Legislature's attempt to exclude TMV.

The legislature and creditors are moving forward with an approach to mellow down the impact of TMV. This has a huge impact on the real estate industry where;

Firstly, the Ordinance and Amendment of 2018 have been given a deeming effect to the amounts raised by the allottee under a real estate project as a commercial effect of borrowing.

Secondly, in the case, Swiss Ribbons, Attorney General of India Mr Venugopal had put forth the intent of the legislature as the policy shift in not looking at the allottees applications under Section 7 through the lens of financial debt but as default. Therefore superseding the definitional problem and looking at the prima facie questions of default under the Code only.

Recent Precedent’s overlooking TMV as an essential to Financial Debt.

It is with the simultaneous judgments that have broadly adopted the legislative policy creating confusion. The court simply certifies the proceeds as financial debt and fit for the application under Section 7 of the Code without applying the specific facts and terms of the agreement in each case.

For instance in Shinoy Koshy v. Granite Gate Properties, it was held that the mere purchasing of flats in a housing project makes the buyer a financial creditor and and can, therefore, initiate CIRP against the defaulting builder. In this case, the ground of default to refund the booking amount upon failure to give possession of flats on time was deemed sufficient to initiate CIRP. According to this ruling, the mere fact that there is a deemed commercial effect of borrowing makes the amount a financial debt under Section 5(8) (f) of the Code. In the scenario where there is no consideration of the second component, i.e., TMV against the booking amount in the contract, the amount ipso facto becomes non-financial debt. This is a total disregard to the TMV under section 5(8) (f).

Similarly, Ruby Kumari v. Krishna Assets Developers stated that homebuyers who purchased residential flat are financial creditors and defaulting on refund creates a valid ground for initiation of CIRP, no further deliberation on the time value of money and the circumstantial facts of the case were made.

Lastly, Sunil Handa v. Today Homes Noida India held that solely on the ground that there is the default on the part of the developer/builder on refund of money or delivering of possession, the statutory position of the financial creditor gets automatically filled. The financial creditor is now directly associated to that of the allottee rather than the amount being a financial debt.

Looking at the above precedents it can be said that, it is either the deeming commercial effect or the money received from an allottee that makes the amount a financial Debt.
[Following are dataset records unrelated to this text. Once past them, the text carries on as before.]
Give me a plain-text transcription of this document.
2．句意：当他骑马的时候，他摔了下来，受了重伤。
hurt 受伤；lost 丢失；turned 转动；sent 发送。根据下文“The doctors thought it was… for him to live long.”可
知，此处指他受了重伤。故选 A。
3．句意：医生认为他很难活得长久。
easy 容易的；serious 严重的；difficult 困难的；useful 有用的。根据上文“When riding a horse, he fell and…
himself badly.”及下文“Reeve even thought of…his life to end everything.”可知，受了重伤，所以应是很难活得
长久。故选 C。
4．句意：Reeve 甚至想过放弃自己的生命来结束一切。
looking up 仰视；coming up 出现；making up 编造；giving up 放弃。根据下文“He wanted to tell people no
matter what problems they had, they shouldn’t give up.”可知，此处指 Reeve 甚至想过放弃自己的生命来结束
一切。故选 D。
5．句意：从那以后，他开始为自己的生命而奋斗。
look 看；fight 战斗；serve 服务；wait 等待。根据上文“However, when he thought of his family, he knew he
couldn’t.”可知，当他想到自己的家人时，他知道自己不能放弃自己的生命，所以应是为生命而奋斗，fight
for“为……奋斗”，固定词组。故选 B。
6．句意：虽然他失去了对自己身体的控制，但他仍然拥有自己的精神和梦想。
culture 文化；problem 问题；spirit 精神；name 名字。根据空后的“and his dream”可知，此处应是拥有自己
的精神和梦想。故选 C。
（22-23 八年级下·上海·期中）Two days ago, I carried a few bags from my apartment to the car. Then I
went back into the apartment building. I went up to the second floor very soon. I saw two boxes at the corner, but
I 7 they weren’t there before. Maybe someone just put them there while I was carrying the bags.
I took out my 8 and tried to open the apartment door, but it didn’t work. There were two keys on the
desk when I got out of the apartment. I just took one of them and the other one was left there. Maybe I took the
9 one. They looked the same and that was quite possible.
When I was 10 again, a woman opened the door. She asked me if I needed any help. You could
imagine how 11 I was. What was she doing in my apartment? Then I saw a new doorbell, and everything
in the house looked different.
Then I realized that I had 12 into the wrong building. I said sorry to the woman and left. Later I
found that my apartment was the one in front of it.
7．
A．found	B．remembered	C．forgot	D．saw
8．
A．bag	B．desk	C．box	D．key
The impact created from this is the disparity between different applicants. As noted above, the debts were allowed to be admitted even without TMV, whereas we have also noted multiple judgments indicating TMV as a pre-requisite for an application under Section 7 of the Code.


At the offset, problem does not glare itself out. It is only when the shell breaks, the true gravity of the lacuna created by courts can be understood. While on one hand, we have had tribunals/courts strongly applying and adhering to the requirements of Section 5(8) (f) of the Code and making TMV an indispensable element. But on the other hand we have seen courts/tribunal taking a lenient approach on TMV following a chain of unavoidable conclusions after it, i.e., the amount being a financial debt and the person claiming it a financial creditor.
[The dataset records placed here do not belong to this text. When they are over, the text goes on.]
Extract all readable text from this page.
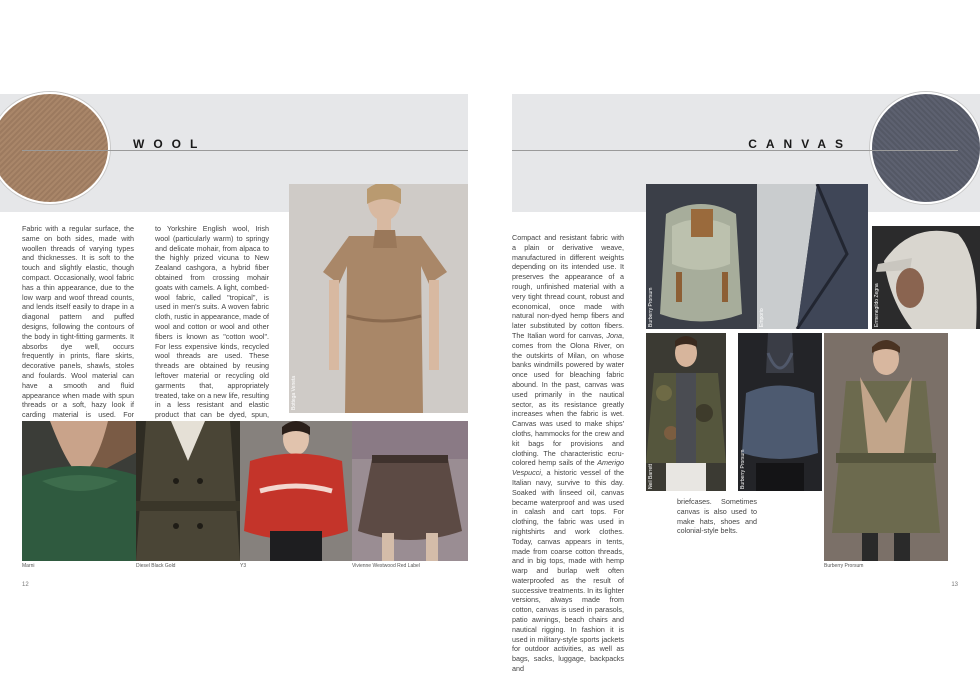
WOOL

Fabric with a regular surface, the same on both sides, made with woollen threads of varying types and thicknesses. It is soft to the touch and slightly elastic, though compact. Occasionally, wool fabric has a thin appearance, due to the low warp and woof thread counts, and lends itself easily to drape in a diagonal pattern and puffed designs, following the contours of the body in tight-fitting garments. It absorbs dye well, occurs frequently in prints, flare skirts, decorative panels, shawls, stoles and foulards. Wool material can have a smooth and fluid appearance when made with spun threads or a soft, hazy look if carding material is used. For

to Yorkshire English wool, Irish wool (particularly warm) to springy and delicate mohair, from alpaca to the highly prized vicuna to New Zealand cashgora, a hybrid fiber obtained from crossing mohair goats with camels. A light, combed-wool fabric, called "tropical", is used in men's suits. A woven fabric cloth, rustic in appearance, made of wool and cotton or wool and other fibers is known as "cotton wool". For less expensive kinds, recycled wool threads are used. These threads are obtained by reusing leftover material or recycling old garments that, appropriately treated, take on a new life, resulting in a less resistant and elastic product that can be dyed, spun,

Bottega Veneta
Marni	Diesel Black Gold	Y3	Vivienne Westwood Red Label
12
CANVAS

Compact and resistant fabric with a plain or derivative weave, manufactured in different weights depending on its intended use. It preserves the appearance of a rough, unfinished material with a very tight thread count, robust and economical, once made with natural non-dyed hemp fibers and later substituted by cotton fibers. The Italian word for canvas, Jona, comes from the Olona River, on the outskirts of Milan, on whose banks windmills powered by water once used for bleaching fabric abound. In the past, canvas was used primarily in the nautical sector, as its resistance greatly increases when the fabric is wet. Canvas was used to make ships' cloths, hammocks for the crew and kit bags for provisions and clothing. The characteristic ecru-colored hemp sails of the Amerigo Vespucci, a historic vessel of the Italian navy, survive to this day. Soaked with linseed oil, canvas became waterproof and was used in calash and cart tops. For clothing, the fabric was used in nightshirts and work clothes. Today, canvas appears in tents, made from coarse cotton threads, and in big tops, made with hemp warp and burlap weft often waterproofed as the result of successive treatments. In its lighter versions, always made from cotton, canvas is used in parasols, patio awnings, beach chairs and nautical rigging. In fashion it is used in military-style sports jackets for outdoor activities, as well as bags, sacks, luggage, backpacks and

briefcases. Sometimes canvas is also used to make hats, shoes and colonial-style belts.

Burberry Prorsum	Emporio	Ermenegildo Zegna
Neil Barrett	Burberry Prorsum
Burberry Prorsum
13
Therefore, there lies a lacuna on concretisation and application of the law in the light of multiple theories prevalent in the current system. The problem being that two different sets of judgments going in two different directions, making the application of TMV even more unclear and a vague. The weightage of the time value of money while ascertaining the claim of financial debt is the current debate

After going through majority of the existing jurisprudence on the said contention, it would not be unwise to take the definitional standard and consider TMV as an essential even in the light of compelling amendments. TMV is the sundering component between financial debt and operational debt. Overlooking such effects can have critical misinterpretations far worse for commerce and industry.